Protesters tackle city bosses to save Cape Town's largest carrot farm land
The Philippi Horticultural Area (PHA) took on the City of Cape Town on Wednesday on the second day of a high court battle to prevent development of more than 1,000ha of agricultural land responsible for producing 200,000 tons of vegetable products each year.
The area is set to be converted into the Oakland City mixed-use development by land developer Wentzel Oaker.
The PHA has been campaigning against the proposal for more than a decade, after the city outlined its intentions to rezone the area in 2009. The PHA maintains that the land is the primary recharge zone for the Cape Flats aquifer and indirectly provides some 30,000 jobs.
Outside the court, a group of protesters gathered wearing orange to represent the 80% of the Western Cape's carrots that are grown in the area. Leader Nazeer Sonday, who brought the case to the city, said that should they lose the case, the effects would be felt far and wide.
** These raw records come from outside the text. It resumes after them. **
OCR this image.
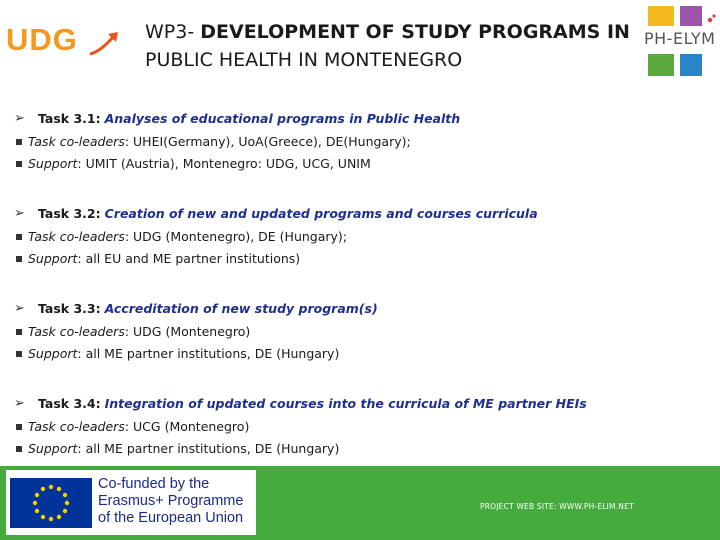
UDG	WP3- DEVELOPMENT OF STUDY PROGRAMS IN
PUBLIC HEALTH IN MONTENEGRO
PH-ELYM
➢	Task 3.1: Analyses of educational programs in Public Health
Task co-leaders : UHEI(Germany), UoA(Greece), DE(Hungary);
Support : UMIT (Austria), Montenegro: UDG, UCG, UNIM
➢	Task 3.2: Creation of new and updated programs and courses curricula
Task co-leaders : UDG (Montenegro), DE (Hungary);
Support : all EU and ME partner institutions)
➢	Task 3.3: Accreditation of new study program(s)
Task co-leaders : UDG (Montenegro)
Support : all ME partner institutions, DE (Hungary)
➢	Task 3.4: Integration of updated courses into the curricula of ME partner HEIs
Task co-leaders : UCG (Montenegro)
Support : all ME partner institutions, DE (Hungary)
Co-funded by the
Erasmus+ Programme
of the European Union
PROJECT WEB SITE: WWW.PH-ELIM.NET
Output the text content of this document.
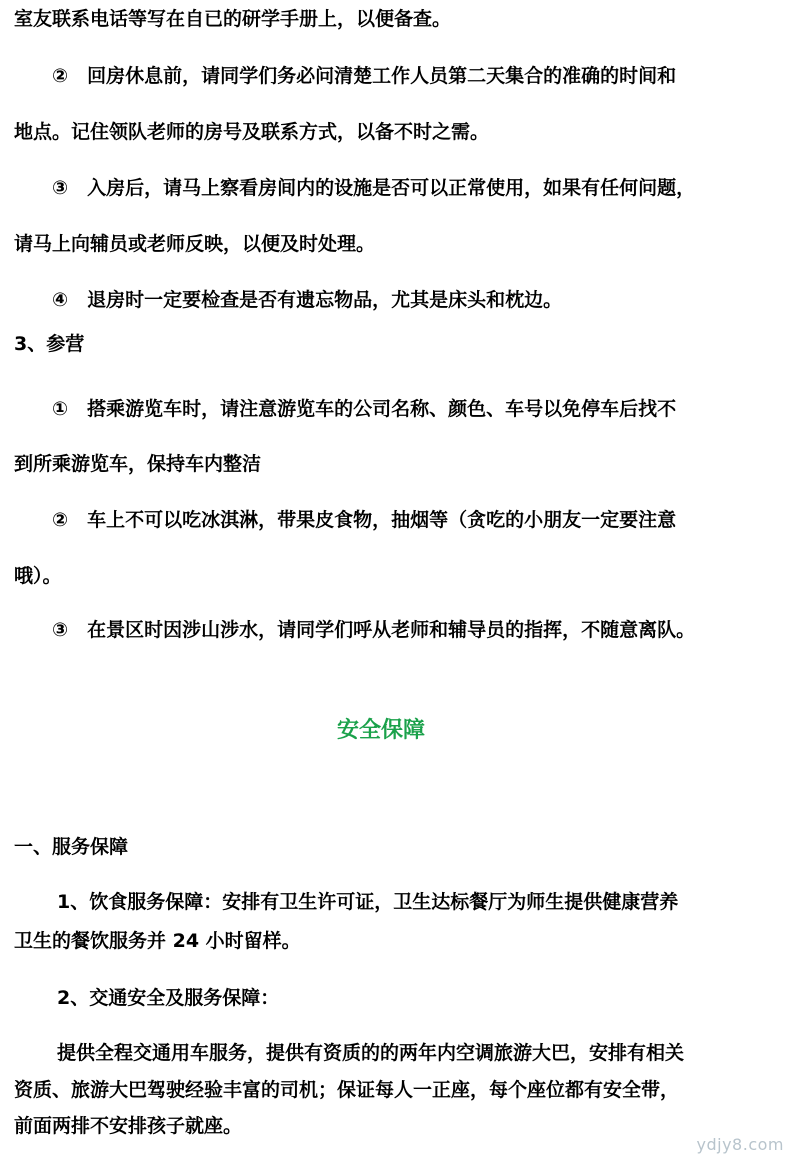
室友联系电话等写在自已的研学手册上，以便备查。
②　回房休息前，请同学们务必问清楚工作人员第二天集合的准确的时间和
地点。记住领队老师的房号及联系方式，以备不时之需。
③　入房后，请马上察看房间内的设施是否可以正常使用，如果有任何问题，
请马上向辅员或老师反映，以便及时处理。
④　退房时一定要检查是否有遗忘物品，尤其是床头和枕边。
3、参营
①　搭乘游览车时，请注意游览车的公司名称、颜色、车号以免停车后找不
到所乘游览车，保持车内整洁
②　车上不可以吃冰淇淋，带果皮食物，抽烟等（贪吃的小朋友一定要注意
哦）。
③　在景区时因涉山涉水，请同学们呼从老师和辅导员的指挥，不随意离队。
安全保障
一、服务保障
1、饮食服务保障：安排有卫生许可证，卫生达标餐厅为师生提供健康营养
卫生的餐饮服务并 24 小时留样。
2、交通安全及服务保障：
提供全程交通用车服务，提供有资质的的两年内空调旅游大巴，安排有相关
资质、旅游大巴驾驶经验丰富的司机；保证每人一正座，每个座位都有安全带，
前面两排不安排孩子就座。
ydjy8.com
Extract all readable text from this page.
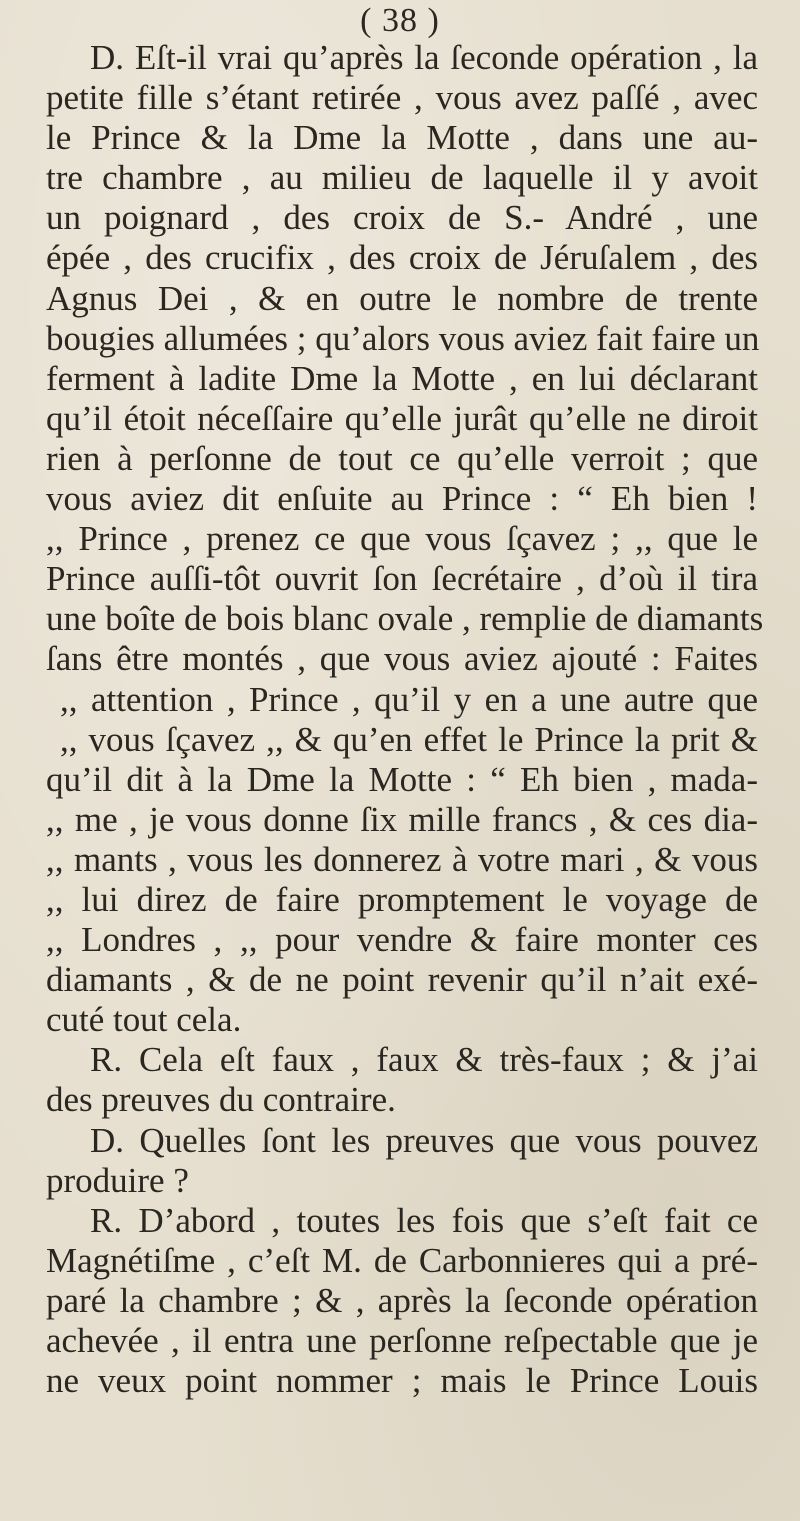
( 38 )
D. Eſt-il vrai qu’après la ſeconde opération , la
petite fille s’étant retirée , vous avez paſſé , avec
le Prince & la Dme la Motte , dans une au-
tre chambre , au milieu de laquelle il y avoit
un poignard , des croix de S.- André , une
épée , des crucifix , des croix de Jéruſalem , des
Agnus Dei , & en outre le nombre de trente
bougies allumées ; qu’alors vous aviez fait faire un
ferment à ladite Dme la Motte , en lui déclarant
qu’il étoit néceſſaire qu’elle jurât qu’elle ne diroit
rien à perſonne de tout ce qu’elle verroit ; que
vous aviez dit enſuite au Prince : “ Eh bien !
,, Prince , prenez ce que vous ſçavez ; ,, que le
Prince auſſi-tôt ouvrit ſon ſecrétaire , d’où il tira
une boîte de bois blanc ovale , remplie de diamants
ſans être montés , que vous aviez ajouté : Faites
,, attention , Prince , qu’il y en a une autre que
,, vous ſçavez ,, & qu’en effet le Prince la prit &
qu’il dit à la Dme la Motte : “ Eh bien , mada-
,, me , je vous donne ſix mille francs , & ces dia-
,, mants , vous les donnerez à votre mari , & vous
,, lui direz de faire promptement le voyage de
,, Londres , ,, pour vendre & faire monter ces
diamants , & de ne point revenir qu’il n’ait exé-
cuté tout cela.
R. Cela eſt faux , faux & très-faux ; & j’ai
des preuves du contraire.
D. Quelles ſont les preuves que vous pouvez
produire ?
R. D’abord , toutes les fois que s’eſt fait ce
Magnétiſme , c’eſt M. de Carbonnieres qui a pré-
paré la chambre ; & , après la ſeconde opération
achevée , il entra une perſonne reſpectable que je
ne veux point nommer ; mais le Prince Louis
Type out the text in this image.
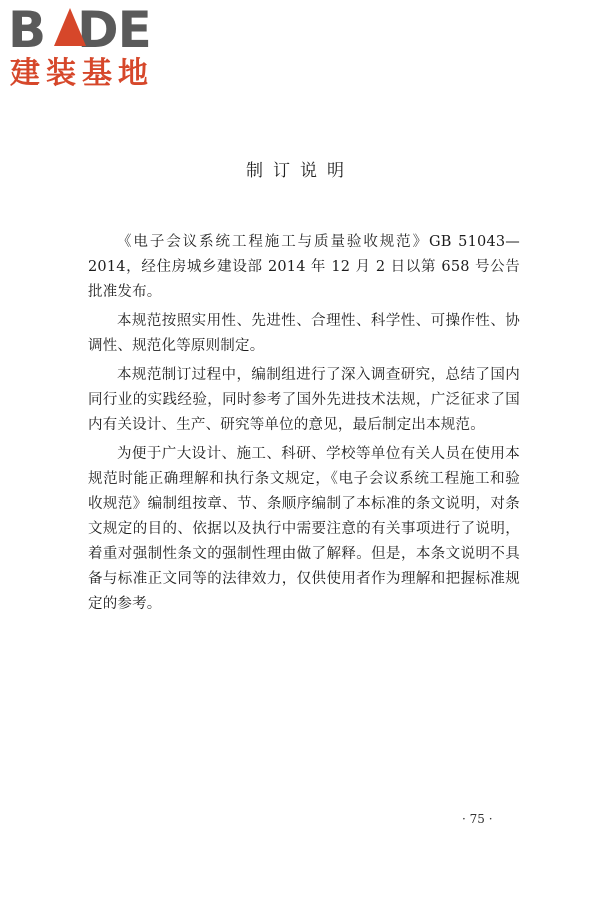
B DE
建装基地
制订说明

《电子会议系统工程施工与质量验收规范》GB 51043—2014，经住房城乡建设部 2014 年 12 月 2 日以第 658 号公告批准发布。

本规范按照实用性、先进性、合理性、科学性、可操作性、协调性、规范化等原则制定。

本规范制订过程中，编制组进行了深入调查研究，总结了国内同行业的实践经验，同时参考了国外先进技术法规，广泛征求了国内有关设计、生产、研究等单位的意见，最后制定出本规范。

为便于广大设计、施工、科研、学校等单位有关人员在使用本规范时能正确理解和执行条文规定，《电子会议系统工程施工和验收规范》编制组按章、节、条顺序编制了本标准的条文说明，对条文规定的目的、依据以及执行中需要注意的有关事项进行了说明，着重对强制性条文的强制性理由做了解释。但是，本条文说明不具备与标准正文同等的法律效力，仅供使用者作为理解和把握标准规定的参考。

· 75 ·
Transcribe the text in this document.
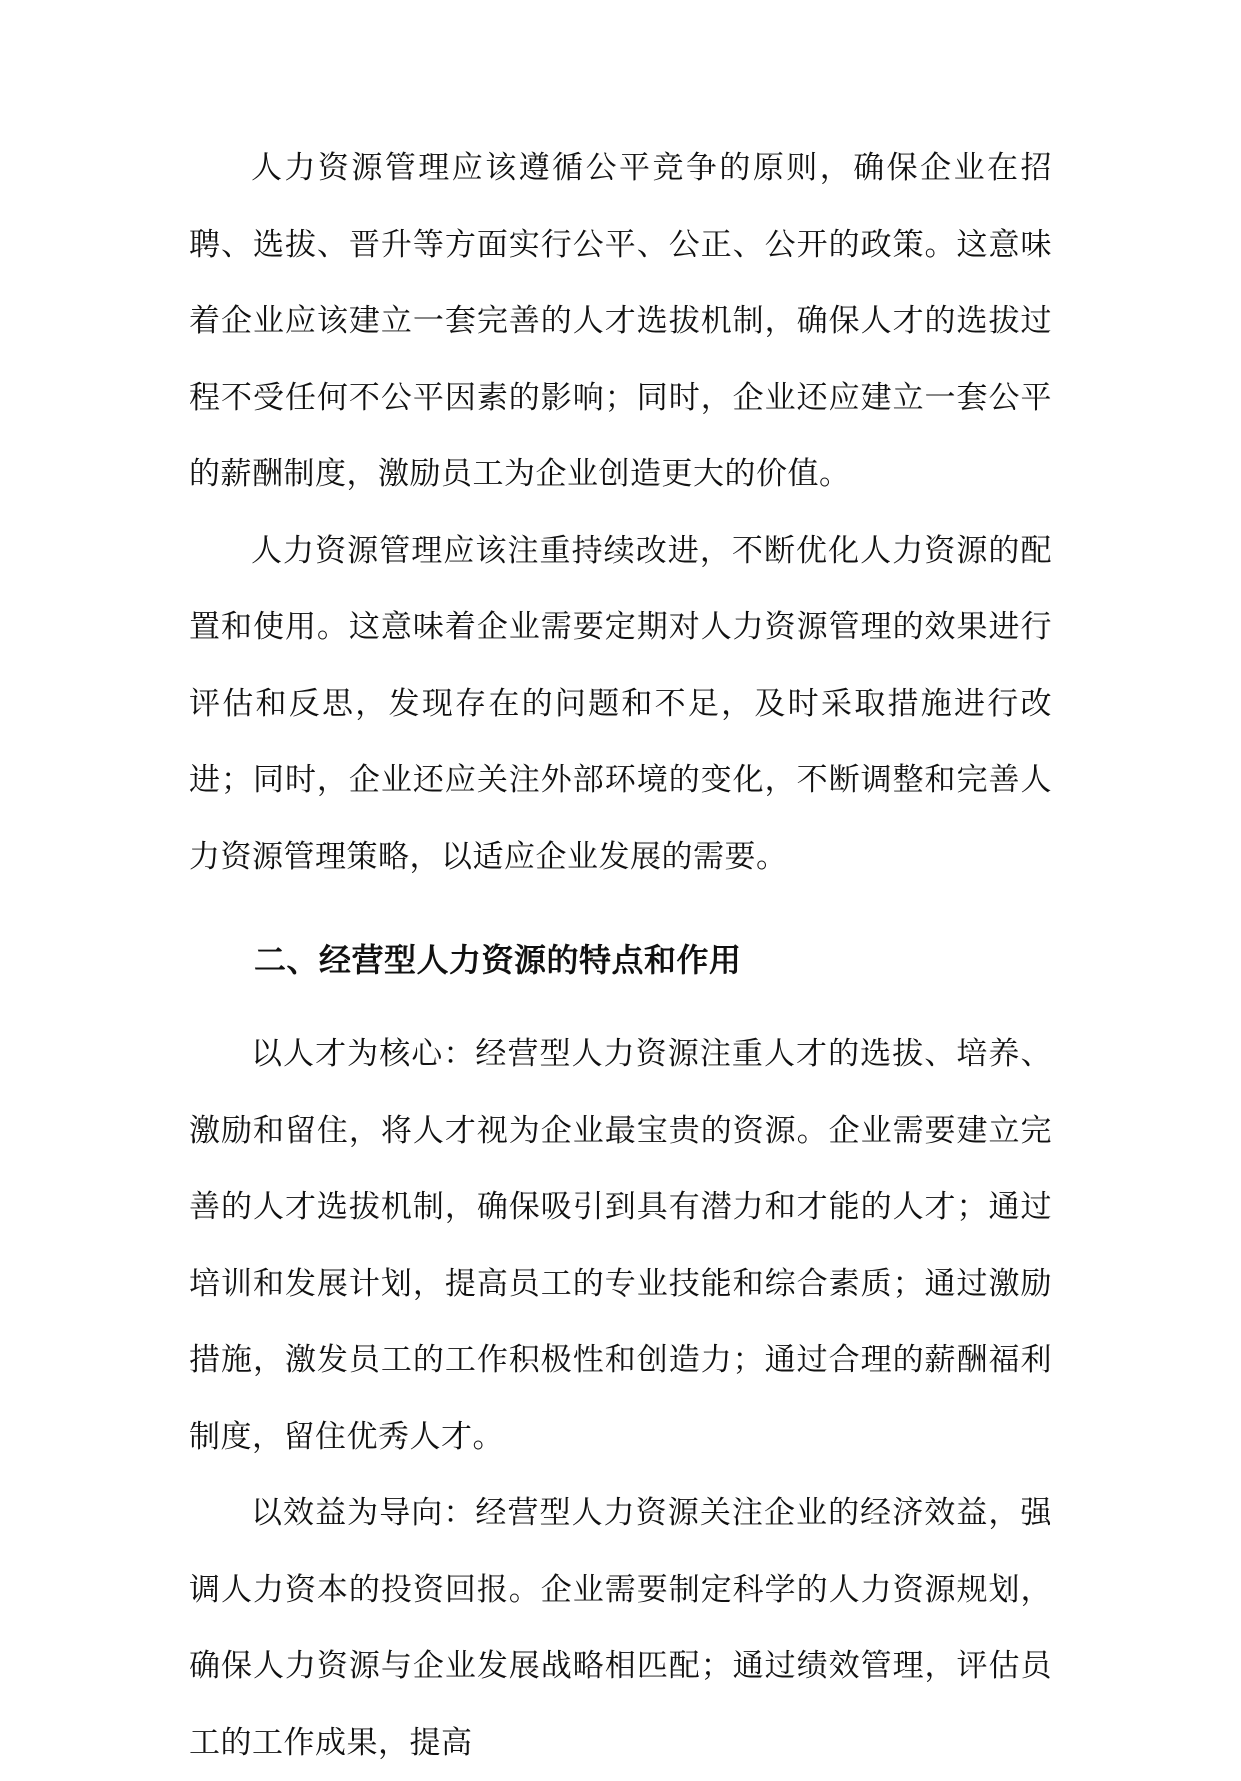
人力资源管理应该遵循公平竞争的原则，确保企业在招聘、选拔、晋升等方面实行公平、公正、公开的政策。这意味着企业应该建立一套完善的人才选拔机制，确保人才的选拔过程不受任何不公平因素的影响；同时，企业还应建立一套公平的薪酬制度，激励员工为企业创造更大的价值。

人力资源管理应该注重持续改进，不断优化人力资源的配置和使用。这意味着企业需要定期对人力资源管理的效果进行评估和反思，发现存在的问题和不足，及时采取措施进行改进；同时，企业还应关注外部环境的变化，不断调整和完善人力资源管理策略，以适应企业发展的需要。

二、经营型人力资源的特点和作用

以人才为核心：经营型人力资源注重人才的选拔、培养、激励和留住，将人才视为企业最宝贵的资源。企业需要建立完善的人才选拔机制，确保吸引到具有潜力和才能的人才；通过培训和发展计划，提高员工的专业技能和综合素质；通过激励措施，激发员工的工作积极性和创造力；通过合理的薪酬福利制度，留住优秀人才。

以效益为导向：经营型人力资源关注企业的经济效益，强调人力资本的投资回报。企业需要制定科学的人力资源规划，确保人力资源与企业发展战略相匹配；通过绩效管理，评估员工的工作成果，提高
"The move scares me, because it will mean that a great deal of the land used for farming will become unusable," he said. "It is a major factor in the food supply for the area."
Signs and placards outside the court asked, "Do you know where your food comes from?" Protesters said the effect the move could have on the environment was down to "lawless politicians".
Representing the city, advocate Ron Paschke attempted to debunk the idea that the proposed development would pollute the country's largest aquifer and stem efforts to help emerging black farmers.
"I would like to address inaccurate complaints that the aquifer is over-stressed and polluted," he said, referring to an independent report carried out by the city. "The proposed development will not cause any pollution that cannot be mitigated by the city policy," he charged.
He said that the city had the best interest of the environment at heart, and would block any plans that threatened the ecology of the area or threatened to pollute the water resource.
"The city has the power to dismiss any planning applications that threaten the aquifer," he said.
He continued to diminish the PHA's complaint by suggesting that the land in question has not been used for farming for decades, and said that independent reports revealed that the land was "of poor quality for farming", a concession apparently reiterated by the PHA.
PHA advocates charged that the city had not taken socio-economic factors into account when considering the move.
"It is not purely about farming," they said. "The entire argument [from the City] is based on this erroneous notion that the land can only be used for farming."
They charged that the land could also be used to facilitate housing schemes for people who "desperately need it, from lower to middle class backgrounds".
Judge Kate Savage will hear more testimony from the city on Thursday.